According to Dr. Helen Fisher, an anthropologist at Rutgers University and the co-author of the analysis, when in the throes of this romantic love it is so overwhelming that the person is out of control and irrational.
But experts caution that brain imaging technology cannot read people's minds, and a phenomenon as many-sided and socially influenced as love transcends simple computer graphics such as those produced by the technique used in the study, called functional MRI.
However Dr. Hans Breiter, director of the Motivation and Emotion Neuroscience Collaboration at Massachusetts General Hospital, who declares he distrusts 95 percent of the MRI literature, give this study an A, he says 'it really moves the ball in terms of understanding infatuation love'.
Dr. Fisher along with Dr. Lucy Brown of Albert Einstein College of Medicine in the Bronx and Dr. Arthur Aron, a psychologist at the State University of New York at Stony Brook, led a team that analyzed about 2,500 brain images from 17 college students who were in the first weeks or months of new love. The students looked at a picture of their beloved while an MRI machine scanned their brains.

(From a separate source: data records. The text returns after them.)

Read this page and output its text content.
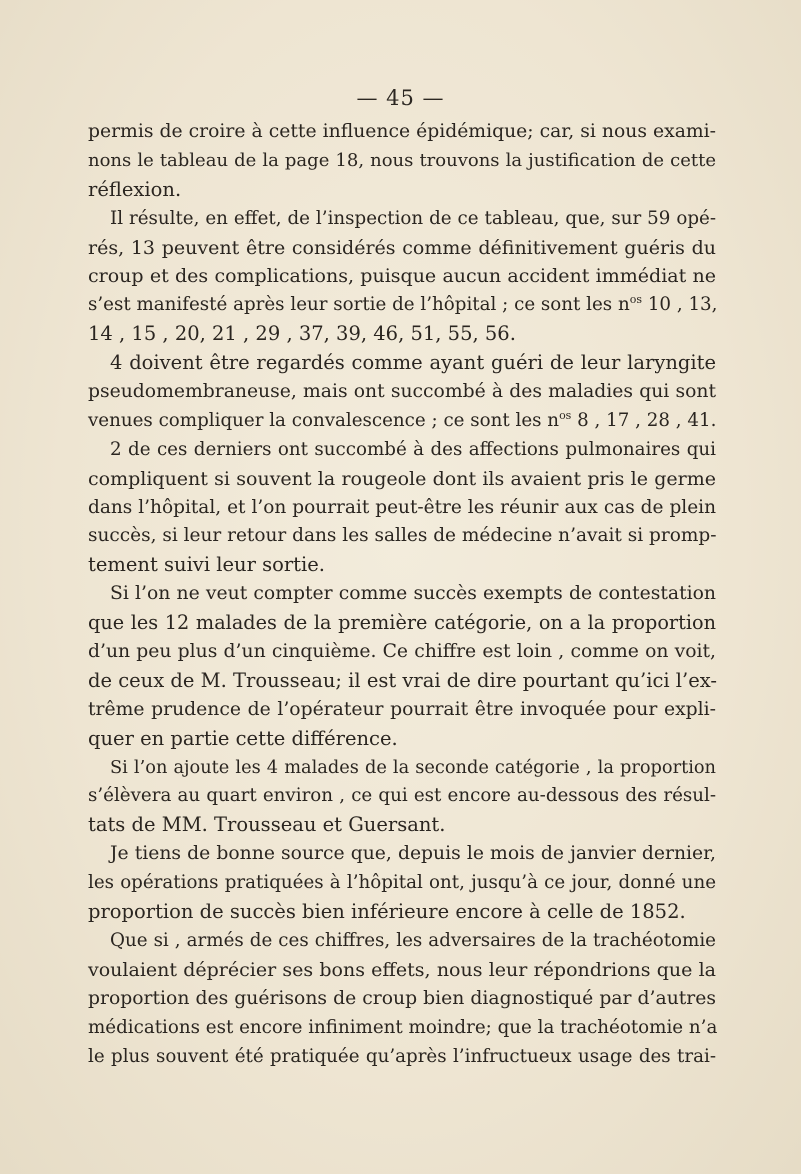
— 45 —
permis de croire à cette influence épidémique; car, si nous exami-
nons le tableau de la page 18, nous trouvons la justification de cette
réflexion.
Il résulte, en effet, de l’inspection de ce tableau, que, sur 59 opé-
rés, 13 peuvent être considérés comme définitivement guéris du
croup et des complications, puisque aucun accident immédiat ne
s’est manifesté après leur sortie de l’hôpital ; ce sont les $n^{os}$ 10 , 13,
14 , 15 , 20, 21 , 29 , 37, 39, 46, 51, 55, 56.
4 doivent être regardés comme ayant guéri de leur laryngite
pseudomembraneuse, mais ont succombé à des maladies qui sont
venues compliquer la convalescence ; ce sont les $n^{os}$ 8 , 17 , 28 , 41.
2 de ces derniers ont succombé à des affections pulmonaires qui
compliquent si souvent la rougeole dont ils avaient pris le germe
dans l’hôpital, et l’on pourrait peut-être les réunir aux cas de plein
succès, si leur retour dans les salles de médecine n’avait si promp-
tement suivi leur sortie.
Si l’on ne veut compter comme succès exempts de contestation
que les 12 malades de la première catégorie, on a la proportion
d’un peu plus d’un cinquième. Ce chiffre est loin , comme on voit,
de ceux de M. Trousseau; il est vrai de dire pourtant qu’ici l’ex-
trême prudence de l’opérateur pourrait être invoquée pour expli-
quer en partie cette différence.
Si l’on ajoute les 4 malades de la seconde catégorie , la proportion
s’élèvera au quart environ , ce qui est encore au-dessous des résul-
tats de MM. Trousseau et Guersant.
Je tiens de bonne source que, depuis le mois de janvier dernier,
les opérations pratiquées à l’hôpital ont, jusqu’à ce jour, donné une
proportion de succès bien inférieure encore à celle de 1852.
Que si , armés de ces chiffres, les adversaires de la trachéotomie
voulaient déprécier ses bons effets, nous leur répondrions que la
proportion des guérisons de croup bien diagnostiqué par d’autres
médications est encore infiniment moindre; que la trachéotomie n’a
le plus souvent été pratiquée qu’après l’infructueux usage des trai-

In the study, a computer-generated map of particularly active areas showed hot spots deep in the brain. These areas are dense with cells that produce or receive a brain chemical called dopamine, which circulates actively when people desire or anticipate a reward.
The researchers found that one particular spot in the MRI images was especially active in people who scored highly on a questionnaire measuring passionate love, and this passion-related region appears in an area of the brain that takes care of most basic functions, like eating, drinking and eye movements.
The study appears in The Journal of Neurophysiology.